第125章 童關其四 白龍


    童關之路,山河表裏。望天天不至,問地地未明。


    “唿……”多虧了在華老的診所得到的精心照料,諾暝天感覺行路的自己又充滿了精神,然後就這樣又不知跨過了幾裏路——或許很遠,或許其實很近?或許用了很久,又或許隻是須臾之間?童關之路被四處的老樹占領,它們交手遮天,教人難有時間與空間的概念。


    這條路好像似曾相識……當初在心海幻境時,我走過的也是這樣的森林,都是一樣的無窮無盡,有如生命一般神秘。


    然後下了一個陡坡,他突然揉了揉眼睛,懷疑自己看花了眼:現在應該多少是由夏入秋的時候了,前方的森林卻像是被突兀地強行分隔開了一般——與這邊綠裏泛黃的蕭瑟之景不同,再往前邁五步左右,他所處的就將是一處冰雪正在消融的怪象。


    樹木枝頭垂下冰錐,冰錐滴水匯成小溪,叮叮咚咚,宣告著萬物複蘇的春之喜悅。


    ……先不說這幅景象與現在的季節完全不搭,童關這個地方的地理位置本來就不該會見到下雪天氣。常識是這樣告訴諾暝天的,於是他小心翼翼地向前探去,把手貼在一處冰晶上——


    實非所實得生,虛非所虛見路。他的腦海裏突然響起這個聲音,一不留神,他沒收住手,就像空氣一般,他的手直接穿過了樹上垂下的幾串冰晶。幻象。他把手收迴來,細細打量著麵前的冰錐,沒有實體,光用肉眼看卻與真物無異。


    記憶裏關於童關的古老詩歌就像突然蘇醒過來了一般,他快速搜尋著腦海裏相關的每個細節:


    樹木,符合此處本來之理,觸之有感,實為所實。


    冰雪,違背此處本來之理,觸之無感,虛為所虛。


    那麽如果我沒有理解錯的話,接下來我不該順著它們走。諾暝天環顧了一下四周,可是此處除了樹木就是冰雪,此外不過是些微不足道的東西,樹下的雜草啊,鋪地的落葉啊,要麽就是那些假冰晶融化時滴下的水匯成的小溪流——


    對了,小溪流。


    他往前幾步,蹲下來把手往溪流裏探去,一股清涼感即刻纏繞住他的指尖,水在流動。

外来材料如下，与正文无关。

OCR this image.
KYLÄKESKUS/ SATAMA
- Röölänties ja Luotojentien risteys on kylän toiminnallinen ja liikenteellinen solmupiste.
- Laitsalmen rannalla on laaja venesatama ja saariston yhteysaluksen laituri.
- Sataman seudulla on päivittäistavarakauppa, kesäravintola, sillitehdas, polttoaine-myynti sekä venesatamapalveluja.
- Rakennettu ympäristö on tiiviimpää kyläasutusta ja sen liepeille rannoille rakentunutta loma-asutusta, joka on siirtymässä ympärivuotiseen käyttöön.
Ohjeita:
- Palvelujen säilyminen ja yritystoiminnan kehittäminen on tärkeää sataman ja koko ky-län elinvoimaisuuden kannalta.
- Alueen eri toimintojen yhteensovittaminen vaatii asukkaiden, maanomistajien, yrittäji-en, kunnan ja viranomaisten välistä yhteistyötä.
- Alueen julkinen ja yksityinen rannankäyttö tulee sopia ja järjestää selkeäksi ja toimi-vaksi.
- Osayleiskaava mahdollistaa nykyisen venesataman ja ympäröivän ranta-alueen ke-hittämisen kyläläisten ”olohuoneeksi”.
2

    冰晶是虛假的,但它融成的溪流卻實實在在地在運動。霎時間,久遠的記憶再次浮上心頭。


    實非所實得生,虛非所虛見路。


    由虛而生而實際存在的溪流,自然可以認為是非虛也非實。


    那麽,接下來我隻需要沿著溪流延伸的方向去就行了。他對這一順理成章的判斷沒有任何懷疑,站起身來加快了腳步。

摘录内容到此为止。